2. More indirectly, a very large number of researchers, and their higher education institutions, could potentially be interested in this research and benefit from it. These academics go well beyond the relatively small academic international community described in the above section who study how research is organised and the impacts that arise, especially in relation to medical research.
3. Finally, and even more indirectly, if the above groups do benefit from the findings of this research in terms of being better able to organise research so that it meets the needs of various stakeholder groups within society, then it is whole societies that could, in turn, potentially benefit. This would, however, be very indirect.
How will they benefit from this research?
All the groups listed above might benefit in various and sometimes overlapping ways.
1. Currently there is often a small evidence base available those making decisions about how best to organise research systems, and to translate innovations arising from medical research into their systems. This study could potentially provide them with an improved evidence base:
- In relation to the nature, intensity and timing of stakeholder engagement.
- In relation to how to develop and apply intermediate indicators of research impact. One of the major problems facing research funding bodies is to know how to conduct research impact assessments when it is claimed that research impacts often do not arise for many years (an average of 17 is often stated) after the research has been conducted. The data set from this prospective study might in itself provide some information on which to base intermediate indicators, and it would also provide the opportunity for a subsequent retrospective study of the impact from EQUIPT to compare impacts with evidence about the processes of the research.

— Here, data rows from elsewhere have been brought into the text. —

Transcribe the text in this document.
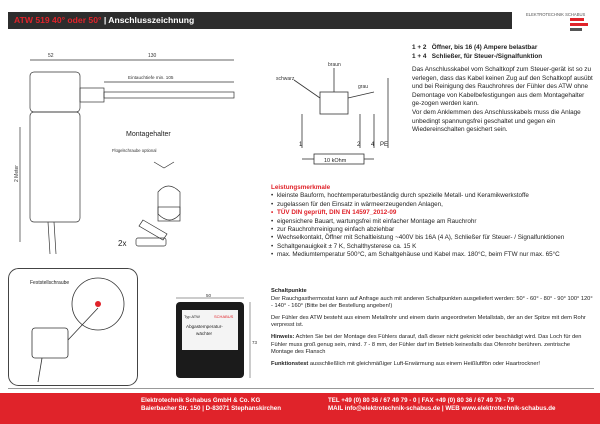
ATW 519 40° oder 50° | Anschlusszeichnung
ELEKTROTECHNIK SCHABUS
52	130
Eintauchtiefe min. 105
Montagehalter
Flügelschraube optional
2 Meter
2x
braun
schwarz
grau
1	2 4 PE
10 kOhm
1 + 2 Öffner, bis 16 (4) Ampere belastbar
1 + 4 Schließer, für Steuer-/Signalfunktion

Das Anschlusskabel vom Schaltkopf zum Steuer-gerät ist so zu verlegen, dass das Kabel keinen Zug auf den Schaltkopf ausübt und bei Reinigung des Rauchrohres der Fühler des ATW ohne Demontage von Kabelbefestigungen aus dem Montagehalter ge-zogen werden kann.

Vor dem Anklemmen des Anschlusskabels muss die Anlage unbedingt spannungsfrei geschaltet und gegen ein Wiedereinschalten gesichert sein.

Leistungsmerkmale
• kleinste Bauform, hochtemperaturbeständig durch spezielle Metall- und Keramikwerkstoffe
• zugelassen für den Einsatz in wärmeerzeugenden Anlagen,
• TÜV DIN geprüft, DIN EN 14597_2012-09
• eigensichere Bauart, wartungsfrei mit einfacher Montage am Rauchrohr
• zur Rauchrohrreinigung einfach abziehbar
• Wechselkontakt, Öffner mit Schaltleistung ~400V bis 16A (4 A), Schließer für Steuer- / Signalfunktionen
• Schaltgenauigkeit ± 7 K, Schalthysterese ca. 15 K
• max. Mediumtemperatur 500°C, am Schaltgehäuse und Kabel max. 180°C, beim FTW nur max. 65°C
Feststellschraube
Typ ATW	SCHABUS
Abgastemperatur-
wächter
50
73

Schaltpunkte
Der Rauchgasthermostat kann auf Anfrage auch mit anderen Schaltpunkten ausgeliefert werden: 50° - 60° - 80° - 90° 100° 120° - 140° - 160° (Bitte bei der Bestellung angeben!)

Der Fühler des ATW besteht aus einem Metallrohr und einem darin angeordneten Metallstab, der an der Spitze mit dem Rohr verpresst ist.

Hinweis: Achten Sie bei der Montage des Fühlers darauf, daß dieser nicht geknickt oder beschädigt wird. Das Loch für den Fühler muss groß genug sein, mind. 7 - 8 mm, der Fühler darf im Betrieb keinesfalls das Ofenrohr berühren. zentrische Montage des Flansch

Funktionstest ausschließlich mit gleichmäßiger Luft-Erwärmung aus einem Heißluftfön oder Haartrockner!

Elektrotechnik Schabus GmbH & Co. KG
Baierbacher Str. 150 | D-83071 Stephanskirchen
TEL +49 (0) 80 36 / 67 49 79 - 0 | FAX +49 (0) 80 36 / 67 49 79 - 79
MAIL info@elektrotechnik-schabus.de | WEB www.elektrotechnik-schabus.de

- More detailed information about the transferability of innovations from one country to another should be of value to those running healthcare systems.
2. The wider community of academic researchers, and their institutions, might benefit because the proposed project addresses an issue about the organisation of research (stakeholder engagement) which they are increasingly being asked to address. It could provide information for them to do this more efficiently than previously.
3. There are many ways in which the wider society could benefit from the increased efficiency in the research system that might arise in the ways set out above. While being very indirect, these could occur across the range of the impacts that can be achieved in terms of improved health policies, products and practices leading to eventual health gains (and greater equity) and economic benefits.